Other strategies avoid the use of sodium bisulfite altogether and instead enriches for methylated DNA. One approach takes advantage of an antibody targeted to single methylated cytosines in order to directly capture methylated sequences within genomic DNA. Termed methylated DNA immunoprecipitation (MeDIP), this approach allows for relative quantitation of DNA methylation genome-wide when coupled to comparative genomic hybridization microarrays as was applied to human61 and plant71 samples. More recently, MeDIP has been adapted to high-throughput sequencing using Illumina technology (MeDIP-Seq)72, providing a more complete genome-wide coverage of DNA methylation than microarrays can achieve. Another way to enrich for methylated DNA is using a methyl-binding domain (MBD) fused to human IgG73 or MBD proteins bound to a sepharose matrix62 before hybridizing onto an array. Irrespective of the platforms used to measure output DNA methylation signals, limitations of these affinity approaches include the bias that methylated CpG-rich sequences give higher enrichments than equally methylated yet CpG-poor sequences, the inability to measure DNA methylation of individual repetitive elements, and the lower resolution of methylation detection relative to bisulfite-sequencing. To overcome these limitations, a novel approach called Methyl-MAPS (methylation mapping analysis by paired-end sequencing) has recently been developed that provides single nucleotide resolution of DNA methylation, covers >80% of CpG sites within mammalian genomes, and enables quantitation of methylation at repetitive elements in addition to single-copy loci by combining enzymatic fractionation and deep sequencing74.
These epigenome mapping techniques afforded an unprecedented opportunity to observe the distribution of DNA methylation over the majority of the genome leading to some surprising discoveries. The majority of gene promoters were depleted of DNA methylation, whereas there was markedly increased cytosine methylation within gene bodies. The large scope of DNA methylation within gene bodies, as observed for a third of all genes in the Arabidopsis genome66, 69 and for a substantial number of genes in humans11, 12, 68, 75, suggests a potentially novel role for DNA methylation that seemingly contradicts the dominant model for DNA methylation-mediated gene silencing. Specifically, higher levels of DNA methylation were detected within gene bodies of actively expressed genes compared to silent genes. Suppression of spurious initiation of transcription within highly active genes76, modulation of transcriptional elongation77, regulation of pre-mRNA splicing12, and tissue-specific alternate promoter usage (Maunakea, A.K. et al, Nature, in press) are potential novel roles of gene body methylation. That substantial gene body methylation is an evolutionarily conserved feature of eukaryotic genomes78–80 further supports a biological role and warrants continued investigation.
Another unexpected common finding of these genome-wide DNA methylation studies was that, in contrast to the long-held view that cytosines within CpG islands remain free of DNA methylation, a subset of CpG island-containing promoters were in fact methylated in normal cells81–84. Consistent with previous gene-centric studies in cancer, this normal promoter methylation was, in general, negatively correlated with the expression state of the underlying gene. In studying normal embryonic stem cell differentiation, gain or loss of promoter methylation was observed concomitant with loss or gain of expression, respectively, of the associated gene11, 12, many of which have previously defined roles in embryonic stem cell function. Interestingly, it was also recognized that unlike somatic cells, embryonic stem cells harbored substantial levels of non-CpG cytosine methylation11, 12. Genome-wide, non-CpG methylation was diminished in human ES cell-differentiated fibroblasts12 and significantly gained in induced pluripotent embryonic like-stem cells generated from primary human fibroblasts11, which together indicates a novel role of non-CpG methylation in the origin and maintenance of the pluripotent stem cell state.

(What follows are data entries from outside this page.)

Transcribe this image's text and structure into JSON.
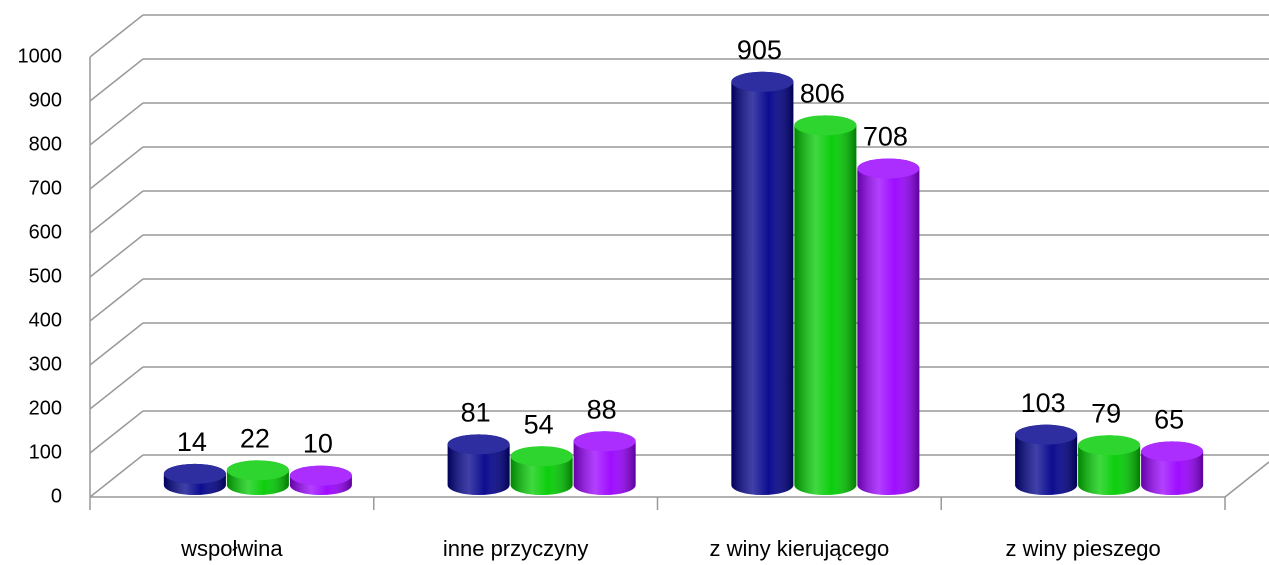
{
  "chart_data": {
    "type": "bar3d",
    "categories": [
      "wspołwina",
      "inne przyczyny",
      "z winy kierującego",
      "z winy pieszego"
    ],
    "series": [
      {
        "color": "#00008b",
        "values": [
          14,
          81,
          905,
          103
        ]
      },
      {
        "color": "#00cc00",
        "values": [
          22,
          54,
          806,
          79
        ]
      },
      {
        "color": "#9900ff",
        "values": [
          10,
          88,
          708,
          65
        ]
      }
    ],
    "ylim": [
      0,
      1000
    ],
    "yticks": [
      0,
      100,
      200,
      300,
      400,
      500,
      600,
      700,
      800,
      900,
      1000
    ],
    "grid": true
  }
}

Finally, a landmark study using a more limited genome-wide DNA methylation fingerprinting technique called AIMS, observed remarkable differences in the DNA methylation profiles of monozygotic twins, particularly those that were older, had different lifestyles, and had spent less of their lives together4. These results implicate a probabilistic accumulation of epigenetic variability likely due to environmental differences experienced by these genetically identical individuals during their lifetime and may be involved in the etiology of monozygotic twin discordance for common diseases and traits85. Further support of this notion comes from a recent DNA methylation profiling study that uncovered epigenetic differences that might contribute to the discordance for the autoimmune disease systemic lupus erythematosus (SLE) among monozygotic twins86.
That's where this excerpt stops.